Officials blanket Sandy-affected schools, where fallout persists

At M.S. 53 on the Rockaway Peninsula, one student told Board of Regents Chancellor Merryl Tisch he was worried about taking the state tests after all the time he missed in the aftermath of Hurricane Sandy.

Up a flight of stairs at Village Academy, Chancellor Dennis Walcott heard from a seventh-grader named Kimberly who lost everything in the storm. In a few weeks, she’s relocating permanently to Rochester, said her principal, Doris Lee.

And at a third visit at P.S. 47 in Broad Channel, an island that helps connect the Far Rockaway peninsula to the Queens mainland, Walcott asked about 20 fourth-graders if they knew what “FEMA” meant.

Every hand went up.

Another 12 schools damaged by Sandy reopened on Monday, bringing 5,400 more students back to their original classrooms from temporary relocations in other school buildings. During a visit to another Far Rockaway school, P.S. 43, Mayor Bloomberg celebrated the news and noted that of 65 schools originally rendered “non-operational” because of power outages, damaged boilers, and flooded basements, all but 18 are back up and running.

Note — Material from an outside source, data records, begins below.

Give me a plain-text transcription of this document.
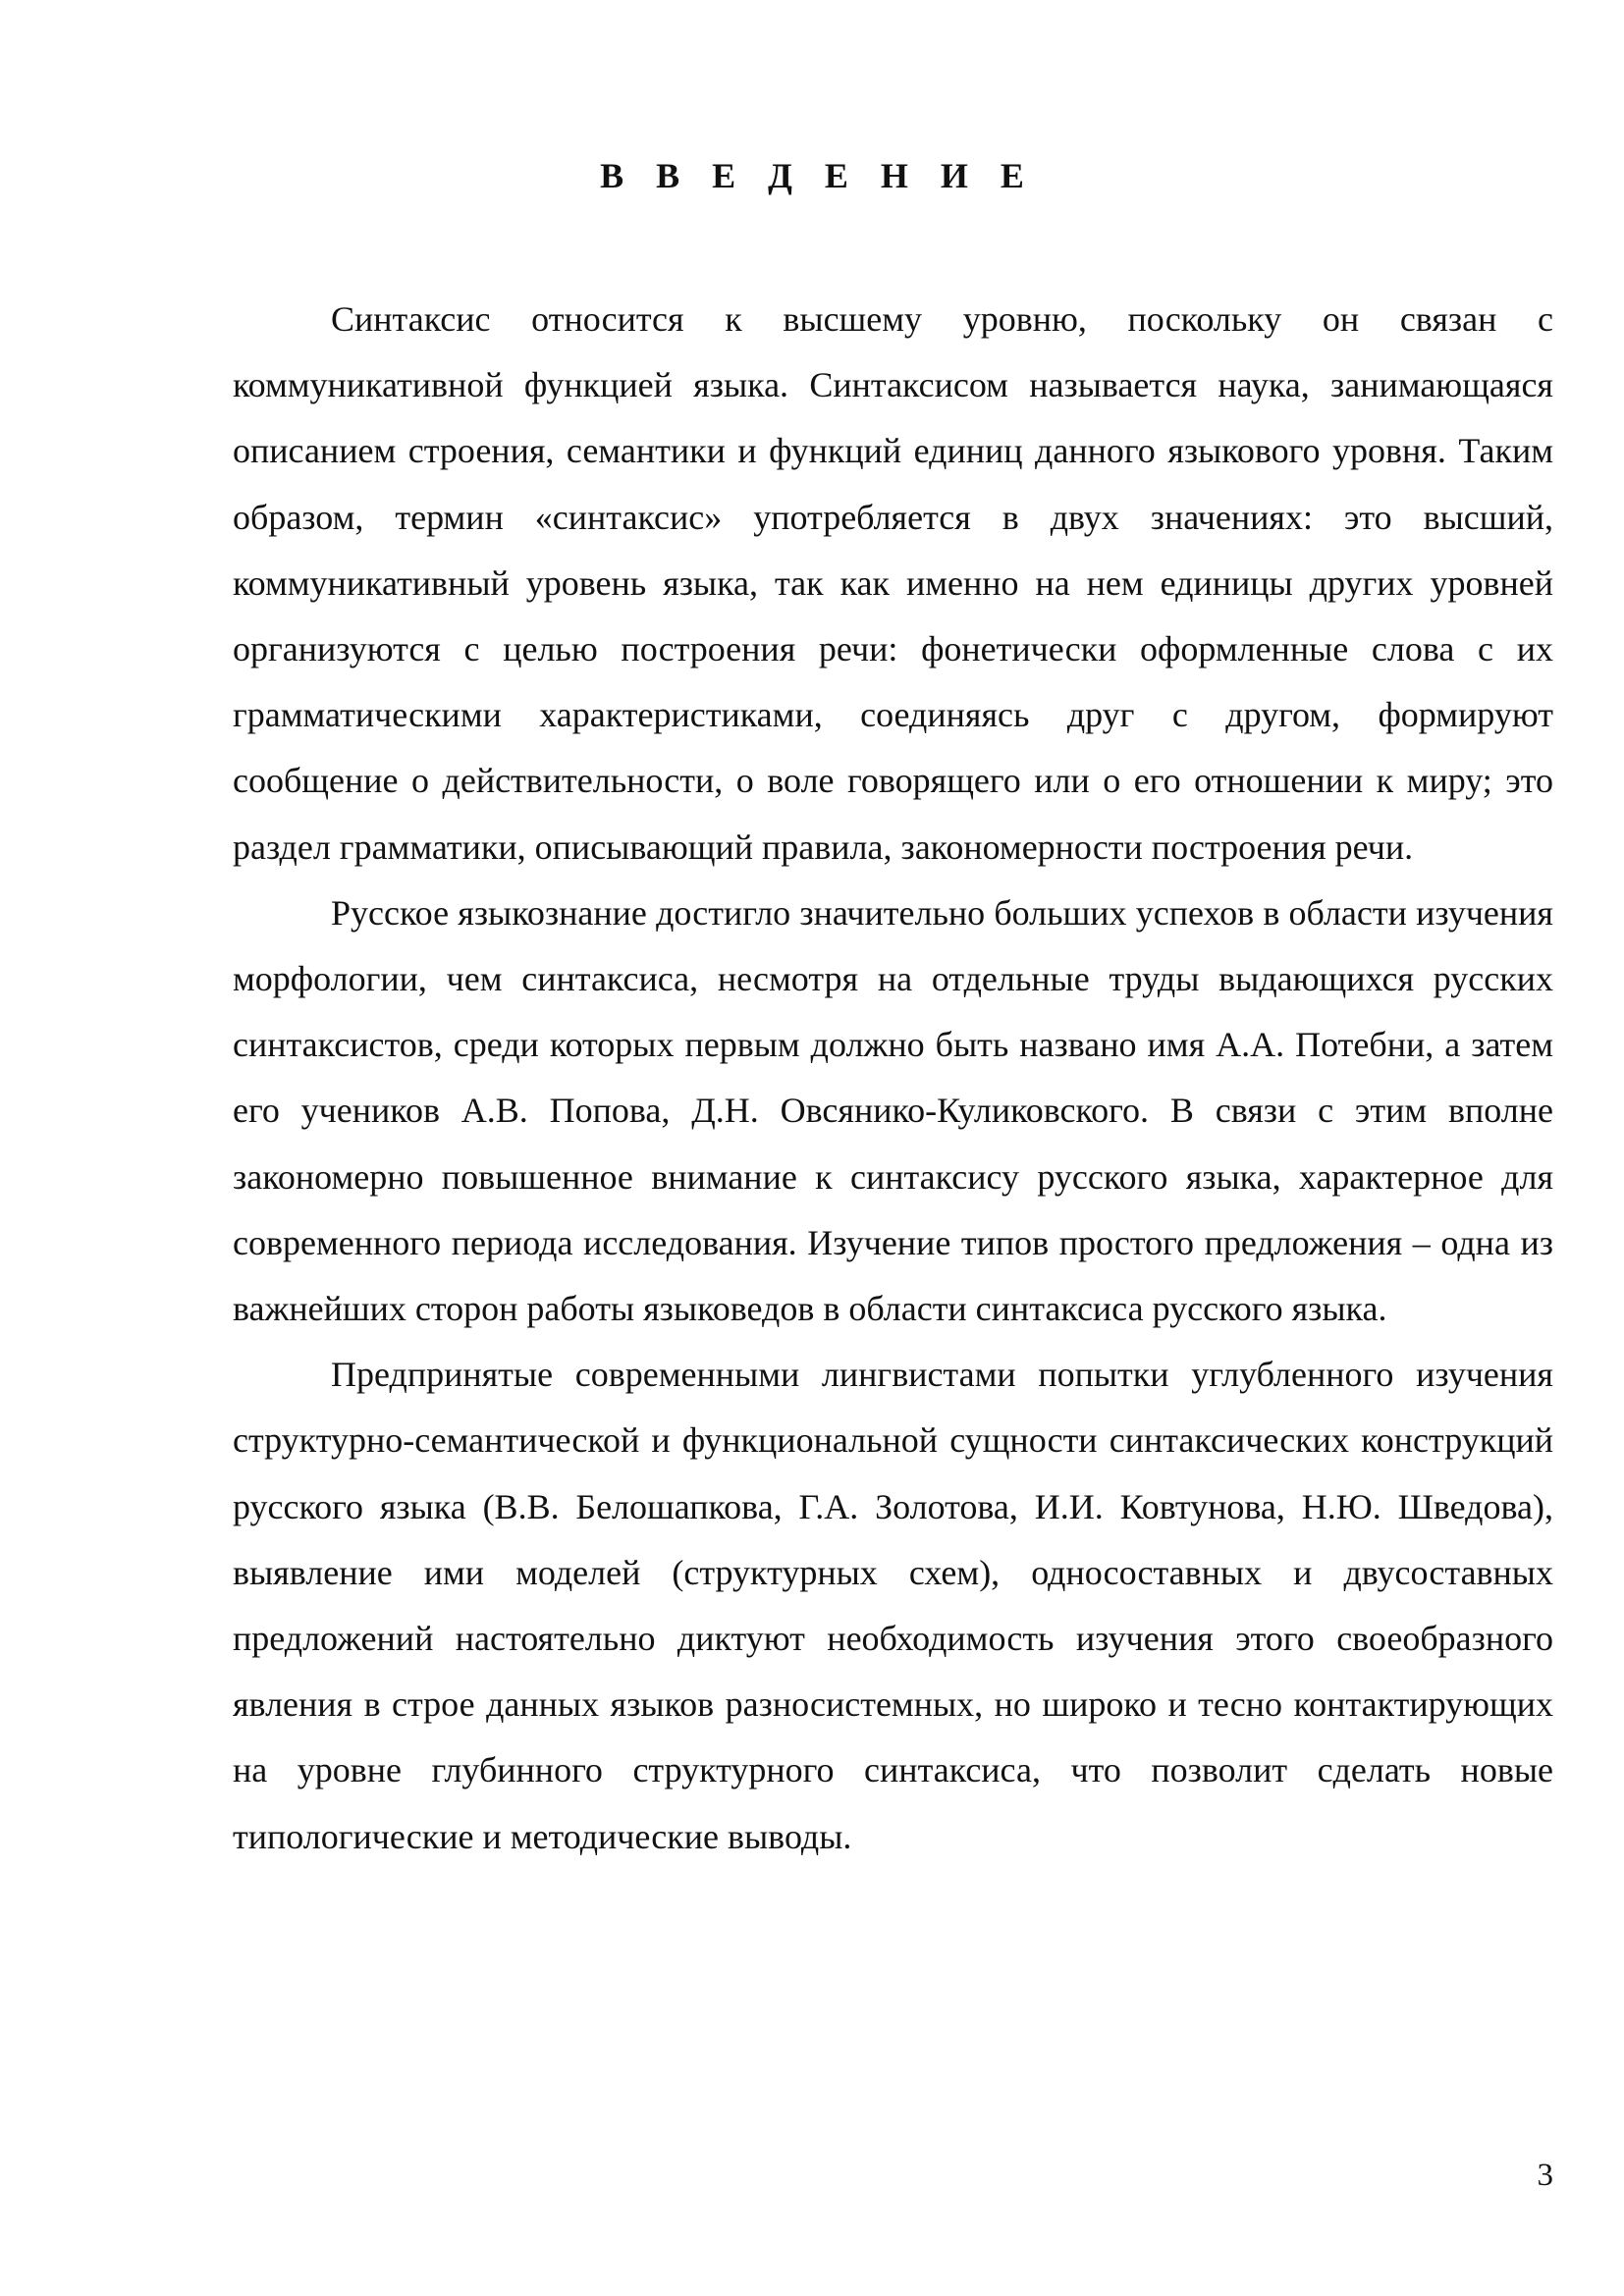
В В Е Д Е Н И Е

Синтаксис относится к высшему уровню, поскольку он связан с коммуникативной функцией языка. Синтаксисом называется наука, занимающаяся описанием строения, семантики и функций единиц данного языкового уровня. Таким образом, термин «синтаксис» употребляется в двух значениях: это высший, коммуникативный уровень языка, так как именно на нем единицы других уровней организуются с целью построения речи: фонетически оформленные слова с их грамматическими характеристиками, соединяясь друг с другом, формируют сообщение о действительности, о воле говорящего или о его отношении к миру; это раздел грамматики, описывающий правила, закономерности построения речи.

Русское языкознание достигло значительно больших успехов в области изучения морфологии, чем синтаксиса, несмотря на отдельные труды выдающихся русских синтаксистов, среди которых первым должно быть названо имя А.А. Потебни, а затем его учеников А.В. Попова, Д.Н. Овсянико-Куликовского. В связи с этим вполне закономерно повышенное внимание к синтаксису русского языка, характерное для современного периода исследования. Изучение типов простого предложения – одна из важнейших сторон работы языковедов в области синтаксиса русского языка.

Предпринятые современными лингвистами попытки углубленного изучения структурно-семантической и функциональной сущности синтаксических конструкций русского языка (В.В. Белошапкова, Г.А. Золотова, И.И. Ковтунова, Н.Ю. Шведова), выявление ими моделей (структурных схем), односоставных и двусоставных предложений настоятельно диктуют необходимость изучения этого своеобразного явления в строе данных языков разносистемных, но широко и тесно контактирующих на уровне глубинного структурного синтаксиса, что позволит сделать новые типологические и методические выводы.

3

At the 18 schools that are still in temporary sites, attendance on Monday was 80 percent, far higher than the 30-percent attendance rate that relocated schools were posting when school first reopened. Attendance was only slightly higher, 80.6 percent, at the 12 schools that moved home today. Citywide, attendance was 91.1 percent.

But as the hardest-hit schools reopen and attempt to return to normalcy, students, teachers, and administrators say Sandy is hardly in their rearview mirror. Walcott, Tisch, State Education Commissioner John King and other education officials spent Monday morning visiting some of the schools to find out how they’re doing now that school has resumed.

In Kimberly’s science class at Village Academy, for instance, the class reviewed the weather patterns and conditions and had to determine whether they should have evacuated before the storm hits.

The officials spent most of the morning popping in and out of classrooms, asking teachers and students about their work and talking about the storm.

The heat and electricity might be back on at P.S. 47, but Principal Ann Moynagh said things were hardly back to normal after the school returned to its home building last Tuesday. Moynagh told Walcott that she estimated about 50 percent of her school’s families had been displaced and she ticked off the new towns and states where they were enrolling: Montauk, Pennsylvania, Mastic, Monticello, Glendale.

There was still no internet or phone service available at the school and Moynagh said it had made getting in touch with students who remained absent from school.

“There are 55 kids who we’ve really been unable to account for,” Moynagh said of the 241-student school. “We’re still trying to figure a lot out.”

Bloomberg, Walcott, King, and Tisch were not the only officials to visit storm-affected schools on Monday, the three-week anniversary of the storm. Public Advocate Bill de Blasio visited I.S. 211 in Canarsie to meet maintenance workers who “worked around the clock for sixteen days after storm to repair the building and reopen it to students,” according to a release sent out by de Blasio’s office.